Sick Spider and Lost Spider

  • Sick spider: Place in an ICU enclosure, offer water and food.
  • Lost spider: Thoroughly search enclosure and surrounding areas.
  • Keep an eye on walls and high spots if spider escapes.
  • Lost jumpers can be found even months later.

Determining Spider Age and Sex

  • Breeders can provide age info for captive-born or bred spiders.
  • Wild-caught spider age is harder to determine, usually categorized by growth stage.
  • Sexing: Sub-adult males have swollen pedipalps.
  • Mature males have obviously swollen pedipalps.
  • Sub-adult females resemble mature females but smaller.
  • Mature females have an epigynum (dark belly button) on their underside.

Determining Gravid Female Jumping Spider

Gravid Females:

  • Only mature females can be gravid (carrying eggs).
  • Gravid females will have a noticeably rounded and large abdomen.
  • The abdomen can appear huge if carrying many eggs.
  • Infertile eggs may not be as obvious in appearance.

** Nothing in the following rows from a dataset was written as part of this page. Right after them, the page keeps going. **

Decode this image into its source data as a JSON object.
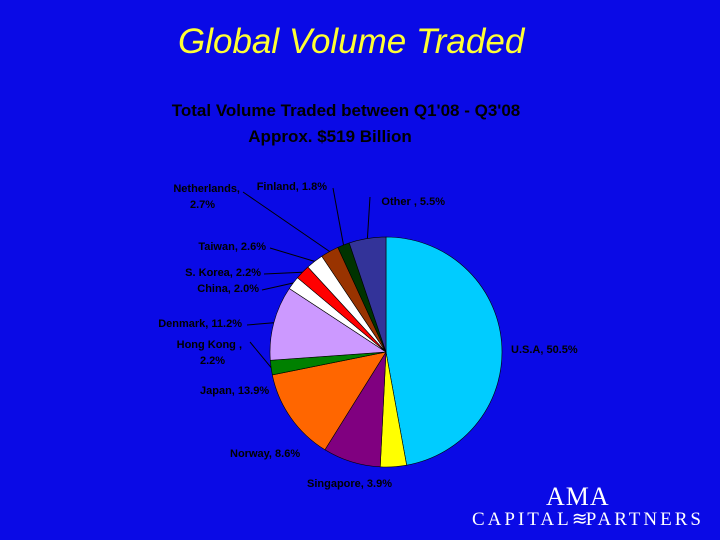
{
  "slide": {
    "title": "Global Volume Traded"
  },
  "logo": {
    "name": "AMA",
    "line_left": "CAPITAL",
    "line_right": "PARTNERS"
  },
  "colors": {
    "background": "#0A0AE6",
    "title": "#FFFF33"
  },
  "chart_data": {
    "type": "pie",
    "title": "Total Volume Traded between Q1'08 - Q3'08",
    "subtitle": "Approx. $519 Billion",
    "slices": [
      {
        "name": "U.S.A",
        "value": 50.5,
        "label": "U.S.A, 50.5%",
        "color": "#00CCFF"
      },
      {
        "name": "Singapore",
        "value": 3.9,
        "label": "Singapore, 3.9%",
        "color": "#FFFF00"
      },
      {
        "name": "Norway",
        "value": 8.6,
        "label": "Norway, 8.6%",
        "color": "#800080"
      },
      {
        "name": "Japan",
        "value": 13.9,
        "label": "Japan, 13.9%",
        "color": "#FF6600"
      },
      {
        "name": "Hong Kong",
        "value": 2.2,
        "label": "Hong Kong , 2.2%",
        "color": "#008000"
      },
      {
        "name": "Denmark",
        "value": 11.2,
        "label": "Denmark, 11.2%",
        "color": "#CC99FF"
      },
      {
        "name": "China",
        "value": 2.0,
        "label": "China, 2.0%",
        "color": "#FFFFFF"
      },
      {
        "name": "S. Korea",
        "value": 2.2,
        "label": "S. Korea, 2.2%",
        "color": "#FF0000"
      },
      {
        "name": "Taiwan",
        "value": 2.6,
        "label": "Taiwan, 2.6%",
        "color": "#FFFFFF"
      },
      {
        "name": "Netherlands",
        "value": 2.7,
        "label": "Netherlands, 2.7%",
        "color": "#993300"
      },
      {
        "name": "Finland",
        "value": 1.8,
        "label": "Finland, 1.8%",
        "color": "#003300"
      },
      {
        "name": "Other",
        "value": 5.5,
        "label": "Other , 5.5%",
        "color": "#333399"
      }
    ]
  }
}
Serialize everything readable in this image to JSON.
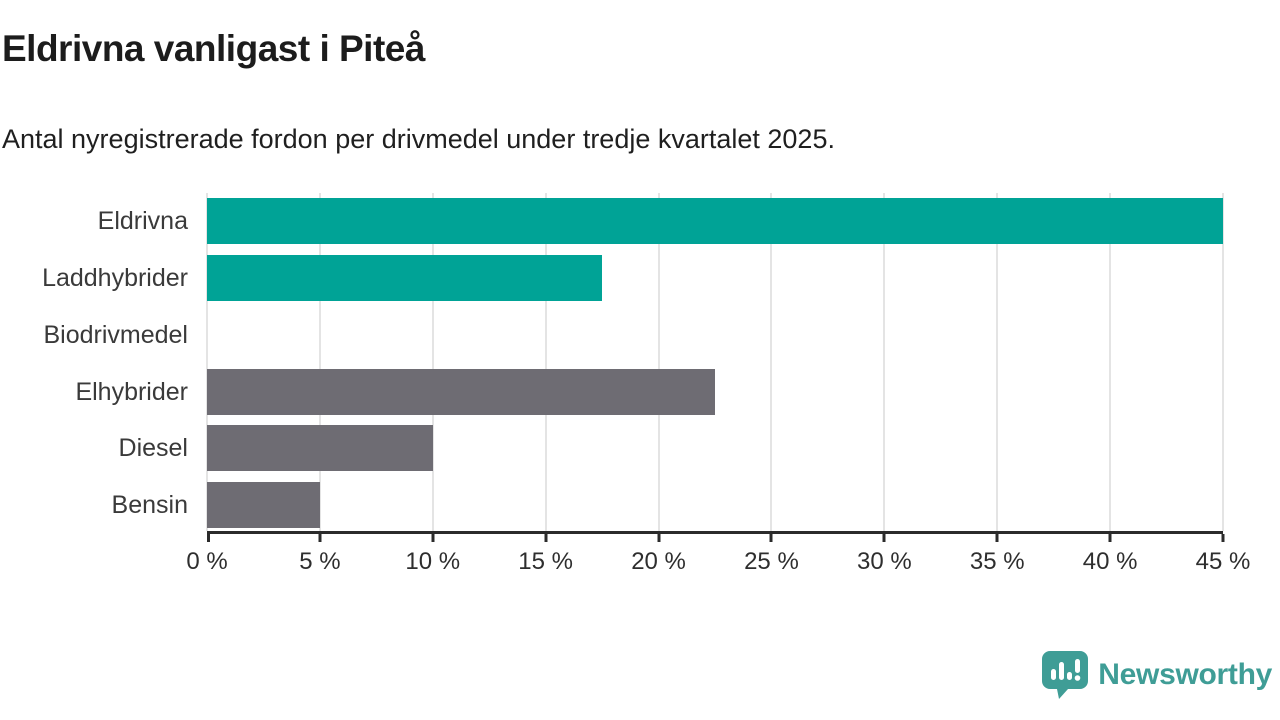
{
  "title": "Eldrivna vanligast i Piteå",
  "subtitle": "Antal nyregistrerade fordon per drivmedel under tredje kvartalet 2025.",
  "chart_data": {
    "type": "bar",
    "orientation": "horizontal",
    "title": "Eldrivna vanligast i Piteå",
    "subtitle": "Antal nyregistrerade fordon per drivmedel under tredje kvartalet 2025.",
    "categories": [
      "Eldrivna",
      "Laddhybrider",
      "Biodrivmedel",
      "Elhybrider",
      "Diesel",
      "Bensin"
    ],
    "values": [
      45,
      17.5,
      0,
      22.5,
      10,
      5
    ],
    "unit": "%",
    "xlim": [
      0,
      45
    ],
    "x_ticks": [
      0,
      5,
      10,
      15,
      20,
      25,
      30,
      35,
      40,
      45
    ],
    "x_tick_labels": [
      "0 %",
      "5 %",
      "10 %",
      "15 %",
      "20 %",
      "25 %",
      "30 %",
      "35 %",
      "40 %",
      "45 %"
    ],
    "bar_colors": [
      "#00a396",
      "#00a396",
      "#6e6c73",
      "#6e6c73",
      "#6e6c73",
      "#6e6c73"
    ],
    "grid": true,
    "gridline_color": "#e4e4e4",
    "axis_color": "#2b2b2b",
    "legend": "none"
  },
  "colors": {
    "accent_teal": "#00a396",
    "neutral_gray": "#6e6c73",
    "logo_teal": "#3f9d96",
    "text_dark": "#1c1c1c"
  },
  "logo": {
    "text": "Newsworthy"
  }
}
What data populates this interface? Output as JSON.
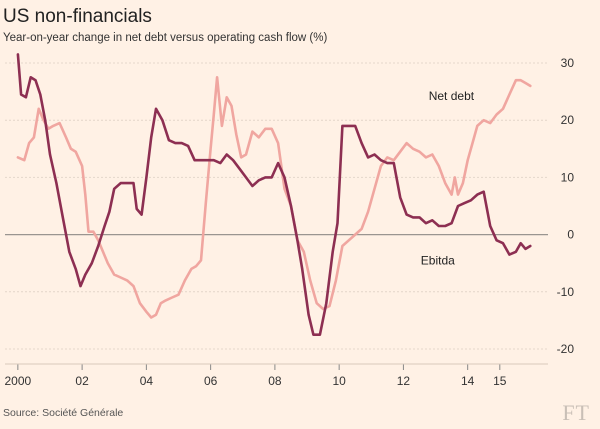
{
  "chart_data": {
    "type": "line",
    "title": "US non-financials",
    "subtitle": "Year-on-year change in net debt versus operating cash flow (%)",
    "source": "Source: Société Générale",
    "brand": "FT",
    "xlim": [
      1999.6,
      2016.5
    ],
    "ylim": [
      -20,
      30
    ],
    "yticks": [
      30,
      20,
      10,
      0,
      -10,
      -20
    ],
    "xticks": [
      {
        "value": 2000,
        "label": "2000"
      },
      {
        "value": 2002,
        "label": "02"
      },
      {
        "value": 2004,
        "label": "04"
      },
      {
        "value": 2006,
        "label": "06"
      },
      {
        "value": 2008,
        "label": "08"
      },
      {
        "value": 2010,
        "label": "10"
      },
      {
        "value": 2012,
        "label": "12"
      },
      {
        "value": 2014,
        "label": "14"
      },
      {
        "value": 2015,
        "label": "15"
      }
    ],
    "grid": true,
    "series": [
      {
        "name": "Net debt",
        "color": "#f0a6a0",
        "label_at": [
          2014.2,
          23.5
        ],
        "points": [
          [
            2000.0,
            13.5
          ],
          [
            2000.2,
            13.0
          ],
          [
            2000.35,
            16.0
          ],
          [
            2000.5,
            17.0
          ],
          [
            2000.65,
            22.0
          ],
          [
            2000.8,
            20.0
          ],
          [
            2000.95,
            18.5
          ],
          [
            2001.1,
            19.0
          ],
          [
            2001.3,
            19.5
          ],
          [
            2001.5,
            17.0
          ],
          [
            2001.65,
            15.0
          ],
          [
            2001.8,
            14.5
          ],
          [
            2002.0,
            12.0
          ],
          [
            2002.1,
            7.0
          ],
          [
            2002.2,
            0.5
          ],
          [
            2002.35,
            0.5
          ],
          [
            2002.5,
            -1.0
          ],
          [
            2002.65,
            -3.0
          ],
          [
            2002.8,
            -5.0
          ],
          [
            2003.0,
            -7.0
          ],
          [
            2003.2,
            -7.5
          ],
          [
            2003.4,
            -8.0
          ],
          [
            2003.6,
            -9.0
          ],
          [
            2003.8,
            -12.0
          ],
          [
            2004.0,
            -13.5
          ],
          [
            2004.15,
            -14.5
          ],
          [
            2004.3,
            -14.0
          ],
          [
            2004.45,
            -12.0
          ],
          [
            2004.6,
            -11.5
          ],
          [
            2004.8,
            -11.0
          ],
          [
            2005.0,
            -10.5
          ],
          [
            2005.2,
            -8.0
          ],
          [
            2005.4,
            -6.0
          ],
          [
            2005.55,
            -5.5
          ],
          [
            2005.7,
            -4.5
          ],
          [
            2005.85,
            5.5
          ],
          [
            2006.0,
            15.0
          ],
          [
            2006.1,
            21.0
          ],
          [
            2006.2,
            27.5
          ],
          [
            2006.35,
            19.0
          ],
          [
            2006.5,
            24.0
          ],
          [
            2006.65,
            22.5
          ],
          [
            2006.8,
            17.5
          ],
          [
            2006.95,
            13.5
          ],
          [
            2007.1,
            14.0
          ],
          [
            2007.3,
            18.0
          ],
          [
            2007.5,
            17.0
          ],
          [
            2007.7,
            18.5
          ],
          [
            2007.9,
            18.5
          ],
          [
            2008.1,
            16.0
          ],
          [
            2008.3,
            8.0
          ],
          [
            2008.5,
            5.0
          ],
          [
            2008.7,
            -1.0
          ],
          [
            2008.9,
            -3.0
          ],
          [
            2009.1,
            -8.0
          ],
          [
            2009.3,
            -12.0
          ],
          [
            2009.5,
            -13.0
          ],
          [
            2009.7,
            -12.5
          ],
          [
            2009.9,
            -8.0
          ],
          [
            2010.1,
            -2.0
          ],
          [
            2010.3,
            -1.0
          ],
          [
            2010.5,
            0.0
          ],
          [
            2010.7,
            1.0
          ],
          [
            2010.9,
            4.0
          ],
          [
            2011.1,
            8.0
          ],
          [
            2011.3,
            12.0
          ],
          [
            2011.5,
            13.5
          ],
          [
            2011.7,
            13.0
          ],
          [
            2011.9,
            14.5
          ],
          [
            2012.1,
            16.0
          ],
          [
            2012.3,
            15.0
          ],
          [
            2012.5,
            14.5
          ],
          [
            2012.7,
            13.5
          ],
          [
            2012.9,
            14.0
          ],
          [
            2013.1,
            12.0
          ],
          [
            2013.3,
            9.0
          ],
          [
            2013.5,
            7.0
          ],
          [
            2013.6,
            10.0
          ],
          [
            2013.7,
            7.0
          ],
          [
            2013.85,
            9.0
          ],
          [
            2014.0,
            13.0
          ],
          [
            2014.15,
            16.0
          ],
          [
            2014.3,
            19.0
          ],
          [
            2014.5,
            20.0
          ],
          [
            2014.7,
            19.5
          ],
          [
            2014.9,
            21.0
          ],
          [
            2015.1,
            22.0
          ],
          [
            2015.3,
            24.5
          ],
          [
            2015.5,
            27.0
          ],
          [
            2015.65,
            27.0
          ],
          [
            2015.8,
            26.5
          ],
          [
            2015.95,
            26.0
          ]
        ]
      },
      {
        "name": "Ebitda",
        "color": "#8d2f52",
        "label_at": [
          2013.6,
          -5.2
        ],
        "points": [
          [
            2000.0,
            31.5
          ],
          [
            2000.1,
            24.5
          ],
          [
            2000.25,
            24.0
          ],
          [
            2000.4,
            27.5
          ],
          [
            2000.55,
            27.0
          ],
          [
            2000.7,
            24.5
          ],
          [
            2000.85,
            20.0
          ],
          [
            2001.0,
            14.0
          ],
          [
            2001.2,
            9.0
          ],
          [
            2001.4,
            3.0
          ],
          [
            2001.6,
            -3.0
          ],
          [
            2001.8,
            -6.0
          ],
          [
            2001.95,
            -9.0
          ],
          [
            2002.1,
            -7.0
          ],
          [
            2002.3,
            -5.0
          ],
          [
            2002.5,
            -2.0
          ],
          [
            2002.7,
            1.5
          ],
          [
            2002.85,
            4.0
          ],
          [
            2003.0,
            8.0
          ],
          [
            2003.2,
            9.0
          ],
          [
            2003.4,
            9.0
          ],
          [
            2003.6,
            9.0
          ],
          [
            2003.7,
            4.5
          ],
          [
            2003.85,
            3.5
          ],
          [
            2004.0,
            10.0
          ],
          [
            2004.15,
            17.0
          ],
          [
            2004.3,
            22.0
          ],
          [
            2004.5,
            20.0
          ],
          [
            2004.7,
            16.5
          ],
          [
            2004.9,
            16.0
          ],
          [
            2005.1,
            16.0
          ],
          [
            2005.3,
            15.5
          ],
          [
            2005.5,
            13.0
          ],
          [
            2005.7,
            13.0
          ],
          [
            2005.9,
            13.0
          ],
          [
            2006.1,
            13.0
          ],
          [
            2006.3,
            12.5
          ],
          [
            2006.5,
            14.0
          ],
          [
            2006.7,
            13.0
          ],
          [
            2006.9,
            11.5
          ],
          [
            2007.1,
            10.0
          ],
          [
            2007.3,
            8.5
          ],
          [
            2007.5,
            9.5
          ],
          [
            2007.7,
            10.0
          ],
          [
            2007.9,
            10.0
          ],
          [
            2008.1,
            12.5
          ],
          [
            2008.3,
            10.0
          ],
          [
            2008.5,
            5.0
          ],
          [
            2008.7,
            -1.0
          ],
          [
            2008.85,
            -6.0
          ],
          [
            2008.95,
            -10.0
          ],
          [
            2009.05,
            -14.0
          ],
          [
            2009.2,
            -17.5
          ],
          [
            2009.4,
            -17.5
          ],
          [
            2009.6,
            -12.0
          ],
          [
            2009.8,
            -3.0
          ],
          [
            2009.95,
            2.0
          ],
          [
            2010.1,
            19.0
          ],
          [
            2010.3,
            19.0
          ],
          [
            2010.5,
            19.0
          ],
          [
            2010.7,
            16.0
          ],
          [
            2010.9,
            13.5
          ],
          [
            2011.1,
            14.0
          ],
          [
            2011.3,
            13.0
          ],
          [
            2011.5,
            12.5
          ],
          [
            2011.7,
            12.5
          ],
          [
            2011.9,
            6.5
          ],
          [
            2012.1,
            3.5
          ],
          [
            2012.3,
            3.0
          ],
          [
            2012.5,
            3.0
          ],
          [
            2012.7,
            2.0
          ],
          [
            2012.9,
            2.5
          ],
          [
            2013.1,
            1.5
          ],
          [
            2013.3,
            1.5
          ],
          [
            2013.5,
            2.0
          ],
          [
            2013.7,
            5.0
          ],
          [
            2013.9,
            5.5
          ],
          [
            2014.1,
            6.0
          ],
          [
            2014.3,
            7.0
          ],
          [
            2014.5,
            7.5
          ],
          [
            2014.7,
            1.5
          ],
          [
            2014.9,
            -1.0
          ],
          [
            2015.1,
            -1.5
          ],
          [
            2015.3,
            -3.5
          ],
          [
            2015.5,
            -3.0
          ],
          [
            2015.65,
            -1.5
          ],
          [
            2015.8,
            -2.5
          ],
          [
            2015.95,
            -2.0
          ]
        ]
      }
    ]
  }
}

Infertile vs. Fertile Eggs:

  • Mature females, whether mated or not, can lay eggs.
  • Infertile eggs: From females that have not mated, usually after molting.
  • Fertile eggs: From females that have mated, especially if intentionally paired.

Mating and Eggs:

  • If mated, eggs are likely fertile.
  • Wild-caught females may lay eggs from previous matings.
  • Eggs will be in a neat clump if fertile, often with visible leg development.
  • Eggs hatch into “eggs with legs,” develop, then leave the nest.

Caring for Baby Jumping Spiders:

  • Babies leave the nest by themselves; may be guarded by mother.
  • Be cautious of gaps; cover with breathable fabric to prevent escapes.
  • Provide housing in deli cups with something for them to climb.
  • Use fine mesh or pantyhose for ventilation; avoid water puddles.
  • Feed babies flightless fruit flies or springtails; watch for signs of feeding.

Options if You Don’t Want to Raise Babies:

  1. Release them if native to your area, following ethical guidelines.
  2. Send babies to an experienced hobbyist for raising.
  3. Consider euthanasia if it aligns with your ethics and is done quickly.

Releasing Jumping Spiders:

  • Release only native spiders in appropriate areas.
  • Captive-born/bred spiders should not be released into the wild.
  • Be ethical and responsible with wild-caught spiders.

Captive-Born vs. Captive-Bred:

  • Captive-born: Born in captivity, mother not paired in captivity.
  • Captive-bred: Born and raised in captivity with intentional pairings.

Criteria for Ethical and Reputable Breeders/Sellers:

  • Don’t rehome spiders at very young instars; i4/i5 minimum.
  • Honest about spider’s origin (captive-born, captive-bred, wild-caught).
  • Transparent about spider’s age and sex (except juveniles).
  • Knowledgeable about species, encourages updates and questions.
  • Reflective pricing based on species.
  • Supports feedback and suggestions.

Packaging Jumping Spiders for Postage:

  • Use Express Post and avoid hot weather for postage.
  • Label the box to avoid direct sunlight.
  • Well-fed spiders prior to postage; no need for food during transit.
  • Individual deli cups with ventilation holes.
  • Provide grip material and hydration.
  • Use cushioning material in the box to secure cups.